For local development and testing, you can set up Snyk authentication using one of these methods:

Option 1: Environment Variable

export SNYK_TOKEN=your-snyk-token-here

Option 2: CLI Authentication

snyk auth
This will open a browser window for authentication and store credentials locally.

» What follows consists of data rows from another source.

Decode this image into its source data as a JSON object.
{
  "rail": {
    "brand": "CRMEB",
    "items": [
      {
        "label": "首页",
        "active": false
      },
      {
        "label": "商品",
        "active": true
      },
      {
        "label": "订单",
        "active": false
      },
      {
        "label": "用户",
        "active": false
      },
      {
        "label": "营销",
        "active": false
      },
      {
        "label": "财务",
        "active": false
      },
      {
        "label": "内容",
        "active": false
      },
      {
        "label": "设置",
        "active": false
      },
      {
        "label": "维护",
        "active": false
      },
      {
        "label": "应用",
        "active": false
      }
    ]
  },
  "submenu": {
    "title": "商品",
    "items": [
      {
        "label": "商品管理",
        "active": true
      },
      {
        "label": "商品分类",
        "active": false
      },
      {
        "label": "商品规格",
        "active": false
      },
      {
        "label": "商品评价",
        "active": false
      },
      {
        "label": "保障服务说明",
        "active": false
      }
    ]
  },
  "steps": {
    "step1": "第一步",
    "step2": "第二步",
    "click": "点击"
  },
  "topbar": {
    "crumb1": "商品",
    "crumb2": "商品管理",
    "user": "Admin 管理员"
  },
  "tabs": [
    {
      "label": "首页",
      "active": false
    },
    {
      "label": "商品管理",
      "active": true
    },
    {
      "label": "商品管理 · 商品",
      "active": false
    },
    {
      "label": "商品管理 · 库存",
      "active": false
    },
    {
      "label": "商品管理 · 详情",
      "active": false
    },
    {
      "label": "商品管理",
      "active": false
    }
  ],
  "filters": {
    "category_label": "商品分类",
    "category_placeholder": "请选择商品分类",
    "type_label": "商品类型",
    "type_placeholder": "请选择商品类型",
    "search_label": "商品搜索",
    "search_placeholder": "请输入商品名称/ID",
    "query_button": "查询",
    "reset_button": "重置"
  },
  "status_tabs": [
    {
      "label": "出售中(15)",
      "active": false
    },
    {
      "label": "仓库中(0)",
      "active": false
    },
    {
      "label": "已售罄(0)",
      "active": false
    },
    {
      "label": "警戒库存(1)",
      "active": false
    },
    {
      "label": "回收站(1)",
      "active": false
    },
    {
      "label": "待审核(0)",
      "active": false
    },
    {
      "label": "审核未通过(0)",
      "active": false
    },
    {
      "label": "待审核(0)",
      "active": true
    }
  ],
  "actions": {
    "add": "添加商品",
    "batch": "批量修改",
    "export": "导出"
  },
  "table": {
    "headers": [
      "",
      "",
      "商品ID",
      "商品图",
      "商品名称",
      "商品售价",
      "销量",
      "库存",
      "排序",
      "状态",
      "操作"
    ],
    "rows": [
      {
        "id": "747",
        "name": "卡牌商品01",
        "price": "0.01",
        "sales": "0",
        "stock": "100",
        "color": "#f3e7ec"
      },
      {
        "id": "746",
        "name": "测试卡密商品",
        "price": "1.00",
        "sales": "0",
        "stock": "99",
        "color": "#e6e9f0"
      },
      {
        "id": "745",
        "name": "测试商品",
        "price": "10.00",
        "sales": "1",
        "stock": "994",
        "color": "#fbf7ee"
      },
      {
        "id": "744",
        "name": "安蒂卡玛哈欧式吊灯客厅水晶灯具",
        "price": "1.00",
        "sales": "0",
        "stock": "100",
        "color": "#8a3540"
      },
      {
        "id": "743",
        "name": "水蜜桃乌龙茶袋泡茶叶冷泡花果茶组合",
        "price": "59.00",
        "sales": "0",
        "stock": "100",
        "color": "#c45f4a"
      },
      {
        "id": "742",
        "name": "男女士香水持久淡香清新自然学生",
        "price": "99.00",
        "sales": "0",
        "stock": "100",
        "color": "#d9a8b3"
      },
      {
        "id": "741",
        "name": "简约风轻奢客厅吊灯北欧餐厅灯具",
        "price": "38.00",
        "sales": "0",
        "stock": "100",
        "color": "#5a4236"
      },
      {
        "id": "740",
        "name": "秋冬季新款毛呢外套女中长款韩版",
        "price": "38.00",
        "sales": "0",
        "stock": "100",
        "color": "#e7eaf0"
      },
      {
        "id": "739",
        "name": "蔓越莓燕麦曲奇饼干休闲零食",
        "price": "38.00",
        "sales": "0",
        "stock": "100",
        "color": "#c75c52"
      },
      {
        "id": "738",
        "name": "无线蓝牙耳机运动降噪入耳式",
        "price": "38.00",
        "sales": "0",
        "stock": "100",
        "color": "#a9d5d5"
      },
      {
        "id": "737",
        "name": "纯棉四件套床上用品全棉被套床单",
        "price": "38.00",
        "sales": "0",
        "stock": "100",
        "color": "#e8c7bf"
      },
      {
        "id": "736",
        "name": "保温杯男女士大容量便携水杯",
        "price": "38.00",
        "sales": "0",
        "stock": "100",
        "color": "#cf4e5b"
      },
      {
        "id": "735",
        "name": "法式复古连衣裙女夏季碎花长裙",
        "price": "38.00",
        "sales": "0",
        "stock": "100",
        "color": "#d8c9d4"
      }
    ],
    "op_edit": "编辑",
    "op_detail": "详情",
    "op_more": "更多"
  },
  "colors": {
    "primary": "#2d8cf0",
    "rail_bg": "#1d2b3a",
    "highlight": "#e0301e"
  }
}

Option 3: Configuration File

Snyk CLI will automatically check for credentials at ~/.config/configstore/snyk.json.

Troubleshooting

Common Issues

Authentication Failed: - Verify the SNYK_TOKEN secret is correctly set in GitHub - Ensure the token is valid and hasn't expired - Check that the token has appropriate permissions for Snyk Code

Workflow Fails on Community Plugin Tests: - The workflow will skip Snyk tests gracefully if SNYK_TOKEN is not available - Check the workflow logs for specific error messages - Ensure npm is available for Snyk CLI installation

Rate Limiting: - Snyk may apply rate limits based on your subscription tier - Consider upgrading your Snyk plan for higher rate limits - Implement retry logic if needed

Debug Mode

To troubleshoot issues in the workflow, you can:

  1. Check the "Install Community Plugin Tools" step logs
  2. Look for Snyk CLI version and authentication status
  3. Review the scan execution logs for detailed error messages

Security Considerations

  • Token Security: Never commit Snyk tokens to version control
  • Token Rotation: Regularly rotate your Snyk API tokens
  • Access Control: Limit repository access to trusted contributors
  • Monitoring: Monitor token usage in your Snyk dashboard

Integration Testing

The GitHub Actions workflow tests both Snyk and Trivy plugins together to ensure:

  • Both tools install correctly on all supported platforms
  • Plugins don't conflict with each other
  • Scan results are properly generated and formatted
  • All output formats (SARIF, JSON, HTML, etc.) work correctly

Platform Support

The Snyk plugin is tested on:

  • Linux: Ubuntu (x86_64 and ARM64)
  • macOS: Latest version (x86_64)
  • Windows: Latest version (x86_64)

All platforms use npm for cross-platform Snyk CLI installation, ensuring consistent behavior across environments.